The 18-year-old, the son of a U.S. civilian and a resident of Weinheim-Luetzelsachen, was returning from an all-nighter at a Ludwigshafen disco when the stabbing occurred, police said.
“It’s a case with big public interest,” said Heidelberg police spokesman Harald Kurzer. “An attack when the sun is shining, in a little German village.”
According to Kurzer, the teen — whose name was not released according to German privacy laws — stabbed the cab driver at about 7:40 a.m. He used a knife with a grip in the middle, Kurzer said, with a blade sticking out each end.
The cab driver got out of the vehicle, Kurzer said, and fought with his assailant. The two struggled in the street for some seven meters (about 23 feet) until a jogger happened by and screamed. At that point, the assailant ran off, Kurzer said. He was apprehended later, identified by papers contained in a bag he left at the scene.
The cab driver survived, but underwent several surgeries to mend his injuries. Kurzer said the driver has still not been able to give police a statement. The suspect has not provided a statement, Kurzer said.
The assault is the second serious crime to involve both a cab driver and American teens in the Heidelberg area in the past three months.
Three other teens have been in jail on robbery charges since May, after they were implicated in robbing and beating a cab driver.
In May, two 18-year-olds and one 17-year-old — all sons of U.S. Army Europe soldiers — were arrested after allegedly beating and robbing a cab driver they’d hired to take them from Heidelberg’s Universityplatz to Plankstadt, near Schwetzigen, Kurzer said.
That incident occurred May 10 at about 10:40 p.m. Kurzer said all three contributed to the robbery, either holding the cab driver, hitting him or taking his money.

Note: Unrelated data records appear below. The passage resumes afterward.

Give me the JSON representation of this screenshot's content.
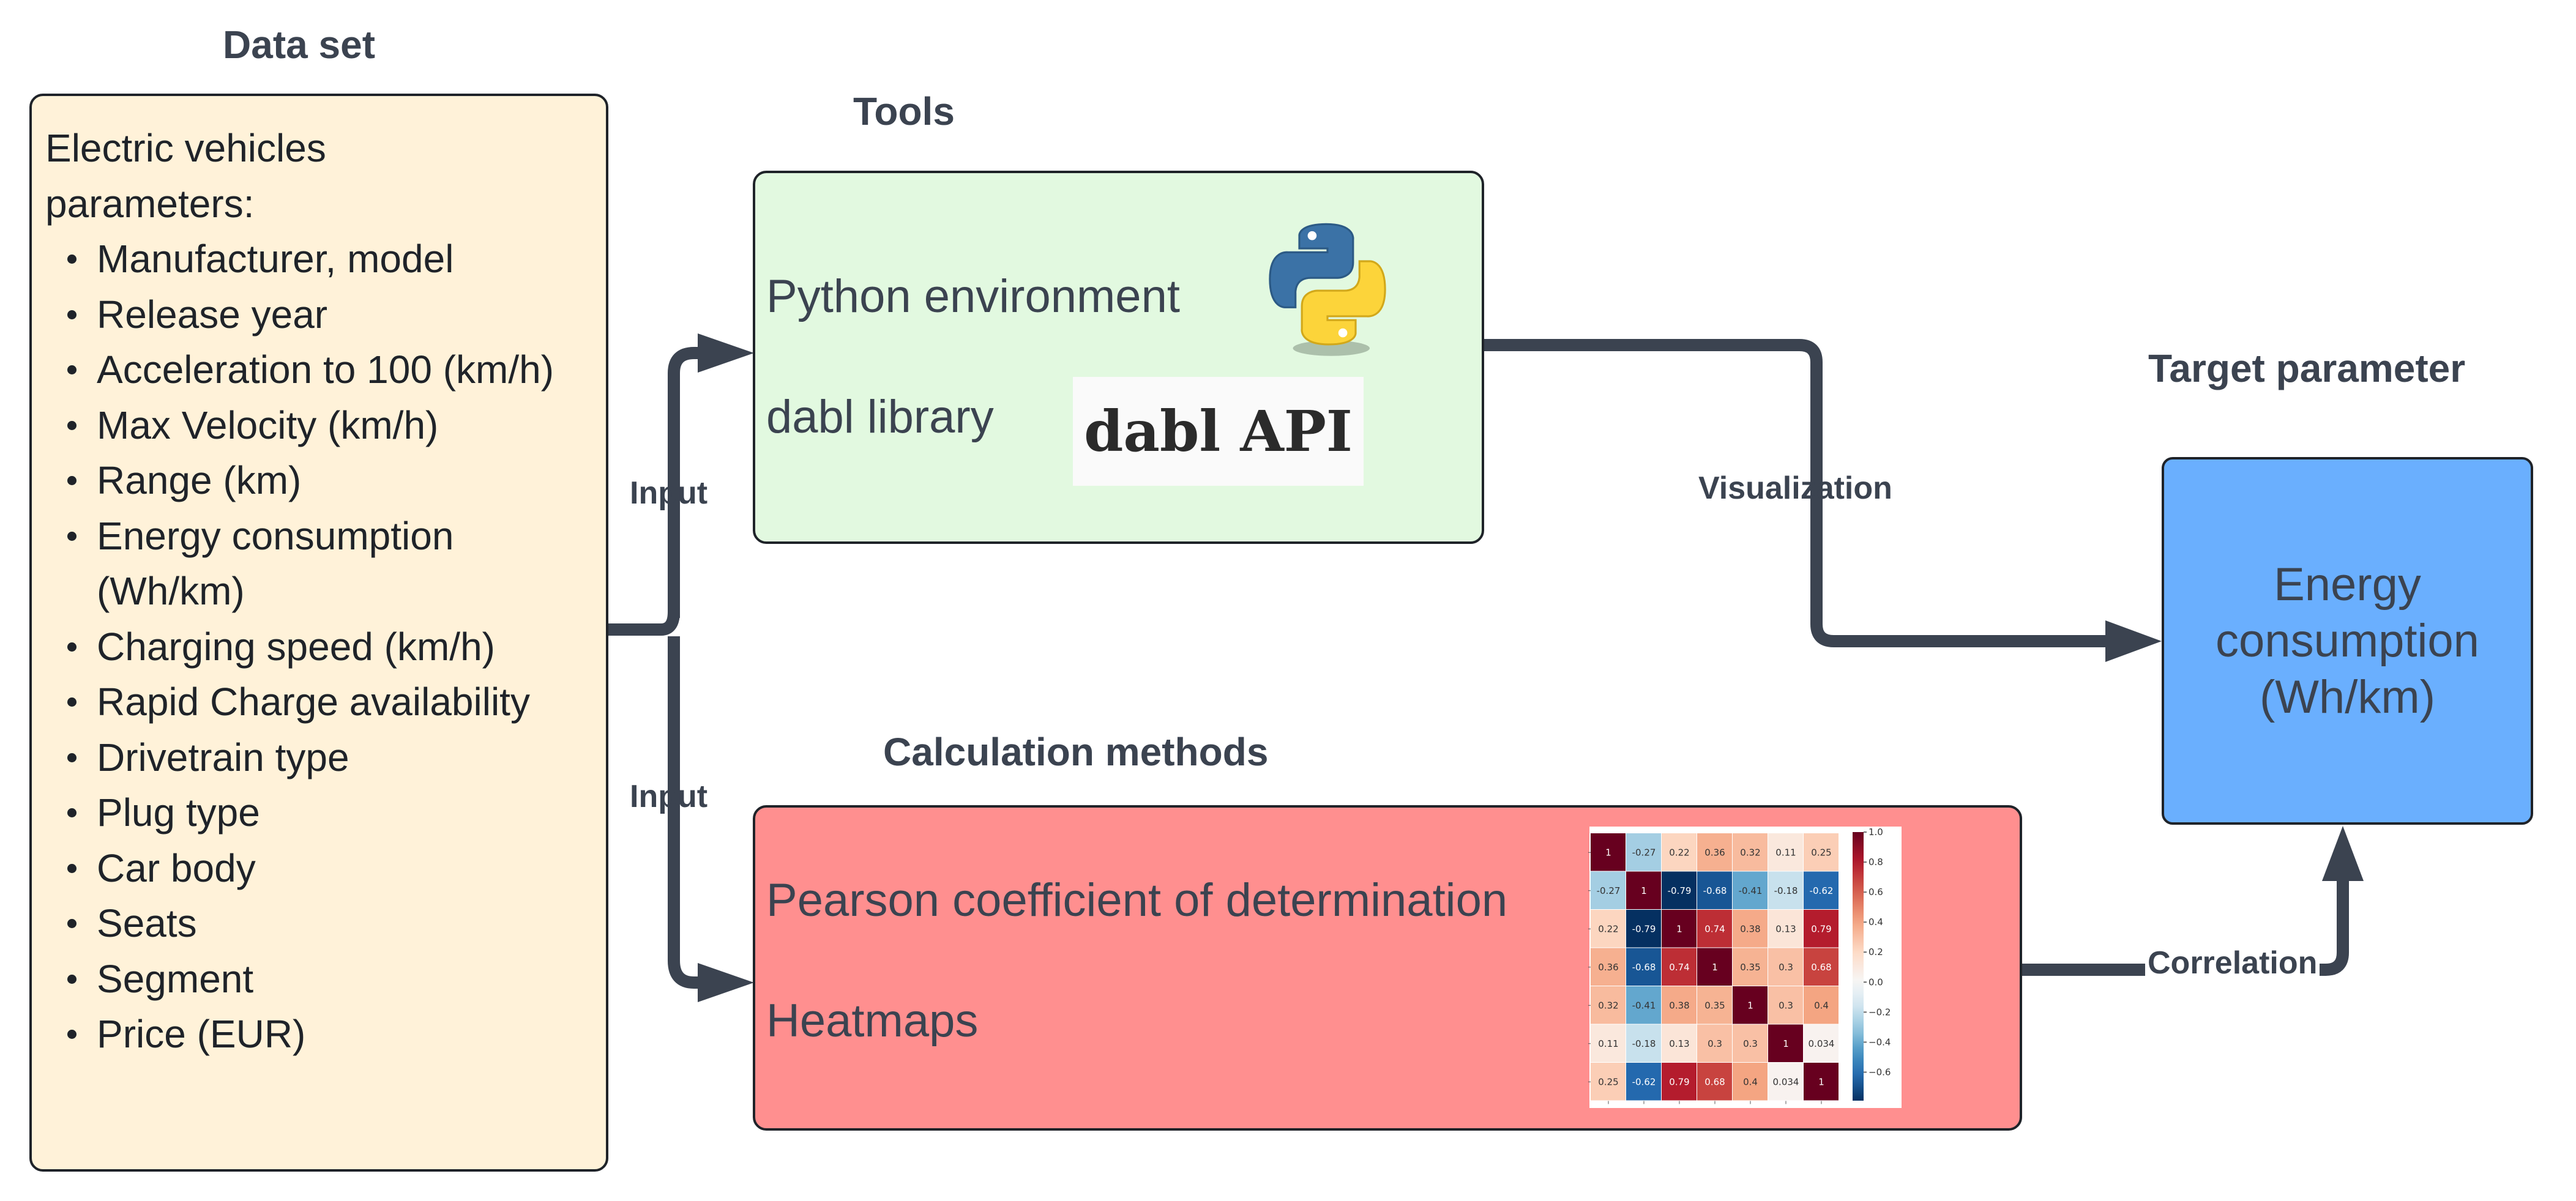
{
  "dataset": {
    "title": "Data set",
    "heading": "Electric vehicles parameters:",
    "items": [
      "Manufacturer, model",
      "Release year",
      "Acceleration to 100 (km/h)",
      "Max Velocity (km/h)",
      "Range (km)",
      "Energy consumption (Wh/km)",
      "Charging speed (km/h)",
      "Rapid Charge availability",
      "Drivetrain type",
      "Plug type",
      "Car body",
      "Seats",
      "Segment",
      "Price (EUR)"
    ],
    "fill": "#fff2d9"
  },
  "tools": {
    "title": "Tools",
    "python_label": "Python environment",
    "dabl_label": "dabl library",
    "dabl_logo_text": "dabl API",
    "python_logo": "python-logo-icon",
    "fill": "#e2f9e0"
  },
  "calc": {
    "title": "Calculation methods",
    "pearson_label": "Pearson coefficient of determination",
    "heatmaps_label": "Heatmaps",
    "fill": "#ff8f8f"
  },
  "target": {
    "title": "Target parameter",
    "line1": "Energy",
    "line2": "consumption",
    "line3": "(Wh/km)",
    "fill": "#6aaffe"
  },
  "connectors": {
    "input_top": "Input",
    "input_bottom": "Input",
    "visualization": "Visualization",
    "correlation": "Correlation",
    "color": "#3b4350"
  },
  "heatmap": {
    "colormap": "RdBu_r",
    "vmin": -0.79,
    "vmax": 1.0,
    "matrix": [
      [
        1,
        -0.27,
        0.22,
        0.36,
        0.32,
        0.11,
        0.25
      ],
      [
        -0.27,
        1,
        -0.79,
        -0.68,
        -0.41,
        -0.18,
        -0.62
      ],
      [
        0.22,
        -0.79,
        1,
        0.74,
        0.38,
        0.13,
        0.79
      ],
      [
        0.36,
        -0.68,
        0.74,
        1,
        0.35,
        0.3,
        0.68
      ],
      [
        0.32,
        -0.41,
        0.38,
        0.35,
        1,
        0.3,
        0.4
      ],
      [
        0.11,
        -0.18,
        0.13,
        0.3,
        0.3,
        1,
        0.034
      ],
      [
        0.25,
        -0.62,
        0.79,
        0.68,
        0.4,
        0.034,
        1
      ]
    ],
    "colorbar_ticks": [
      "1.0",
      "0.8",
      "0.6",
      "0.4",
      "0.2",
      "0.0",
      "−0.2",
      "−0.4",
      "−0.6"
    ],
    "colorbar_tick_values": [
      1.0,
      0.8,
      0.6,
      0.4,
      0.2,
      0.0,
      -0.2,
      -0.4,
      -0.6
    ]
  }
}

The trio were identified May 23, Kurzer said — although he declined to say how — and brought in by police the next day. A local judge confiscated their passports and told them they could await their court dates at home as long as they checked in with police. Usually, such arrangements call for suspects to check in daily, Kurzer said.

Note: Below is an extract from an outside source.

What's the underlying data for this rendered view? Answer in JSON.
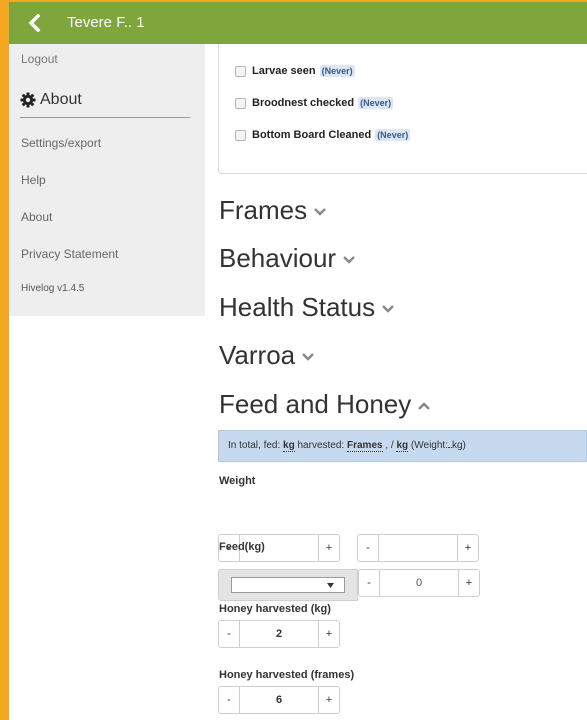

“They did not fulfill the order of the judge,” Kurzer said, by failing to report, and so were taken to pretrial confinement.
In Germany, people under 21 who are charged with crimes are dealt with in youth court, Kurzer said, where the maximum sentence for any offense is 10 years.
Kurzer did not know when the Americans would be going to court. Court dates are based on the complexity of the case, he said, as well as judicial schedules.